Newly-elected Gambian President Adama Barrow posted on Twitter Saturday that he will return to his homeland and assume power now that defeated leader Yahya Jammeh has agreed to step down and leave the country.
Jammeh, who is expected to leave for Guinea within hours, agreed Friday to peacefully hand over power to Barrow, who is waiting in neighboring Senegal for safety reasons.
Jammeh's departure ends a political standoff that pushed Gambia to the brink of a military intervention by West African forces.

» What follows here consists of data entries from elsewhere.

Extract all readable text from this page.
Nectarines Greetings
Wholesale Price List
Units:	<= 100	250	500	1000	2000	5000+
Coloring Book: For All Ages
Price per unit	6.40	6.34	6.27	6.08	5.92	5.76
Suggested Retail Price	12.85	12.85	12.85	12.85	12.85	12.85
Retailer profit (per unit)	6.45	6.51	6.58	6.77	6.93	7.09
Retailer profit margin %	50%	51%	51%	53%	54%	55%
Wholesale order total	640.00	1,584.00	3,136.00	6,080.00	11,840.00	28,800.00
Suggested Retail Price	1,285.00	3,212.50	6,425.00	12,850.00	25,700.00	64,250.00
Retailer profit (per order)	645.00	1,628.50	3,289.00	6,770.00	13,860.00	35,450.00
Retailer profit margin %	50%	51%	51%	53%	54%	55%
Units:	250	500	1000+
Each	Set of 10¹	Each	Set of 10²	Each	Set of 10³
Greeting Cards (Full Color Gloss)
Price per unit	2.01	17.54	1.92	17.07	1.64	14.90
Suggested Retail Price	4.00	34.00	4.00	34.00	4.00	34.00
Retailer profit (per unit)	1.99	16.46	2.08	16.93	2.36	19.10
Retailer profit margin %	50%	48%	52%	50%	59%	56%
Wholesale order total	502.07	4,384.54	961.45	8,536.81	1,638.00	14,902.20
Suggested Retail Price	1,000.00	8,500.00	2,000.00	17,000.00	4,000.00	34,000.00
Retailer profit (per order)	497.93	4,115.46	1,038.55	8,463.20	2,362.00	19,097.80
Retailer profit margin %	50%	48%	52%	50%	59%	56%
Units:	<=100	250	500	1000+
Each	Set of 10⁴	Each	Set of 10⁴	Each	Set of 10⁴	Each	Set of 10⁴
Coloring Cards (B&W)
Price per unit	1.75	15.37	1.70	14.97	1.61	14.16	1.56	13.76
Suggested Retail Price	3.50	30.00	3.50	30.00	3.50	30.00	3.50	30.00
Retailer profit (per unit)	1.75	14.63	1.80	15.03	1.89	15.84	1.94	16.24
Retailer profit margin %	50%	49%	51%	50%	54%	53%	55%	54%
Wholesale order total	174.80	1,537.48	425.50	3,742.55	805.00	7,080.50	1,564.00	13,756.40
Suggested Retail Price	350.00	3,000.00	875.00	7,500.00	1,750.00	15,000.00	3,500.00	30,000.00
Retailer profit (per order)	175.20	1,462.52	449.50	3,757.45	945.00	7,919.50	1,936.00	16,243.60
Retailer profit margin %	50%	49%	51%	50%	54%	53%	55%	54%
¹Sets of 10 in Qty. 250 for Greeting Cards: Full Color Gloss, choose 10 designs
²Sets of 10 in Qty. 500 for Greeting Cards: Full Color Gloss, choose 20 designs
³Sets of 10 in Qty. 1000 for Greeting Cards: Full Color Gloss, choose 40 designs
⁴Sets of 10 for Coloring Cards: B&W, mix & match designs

The regional forces have been in Gambia for about a week because of Jammeh's refusal to concede defeat in last month’s presidential poll.
Jammeh's decision brings to a close a reign that started 22 years ago when he seized power in a coup. His authoritarian government had a reputation for torturing and killing perceived opponents to suppress dissent.
The former Gambian president negotiated Friday with the presidents of Guinea and Mauritania before agreeing to step down. Sources close to the talks said they discussed where Jammeh would live and whether he would be granted amnesty for alleged crimes committed during his reign.
Barrow, a property developer, led an opposition coalition few political observers thought would win. "The rule of fear has been banished from Gambia for good," Barrow said Friday in Dakar after it became clear Jammeh would cede power.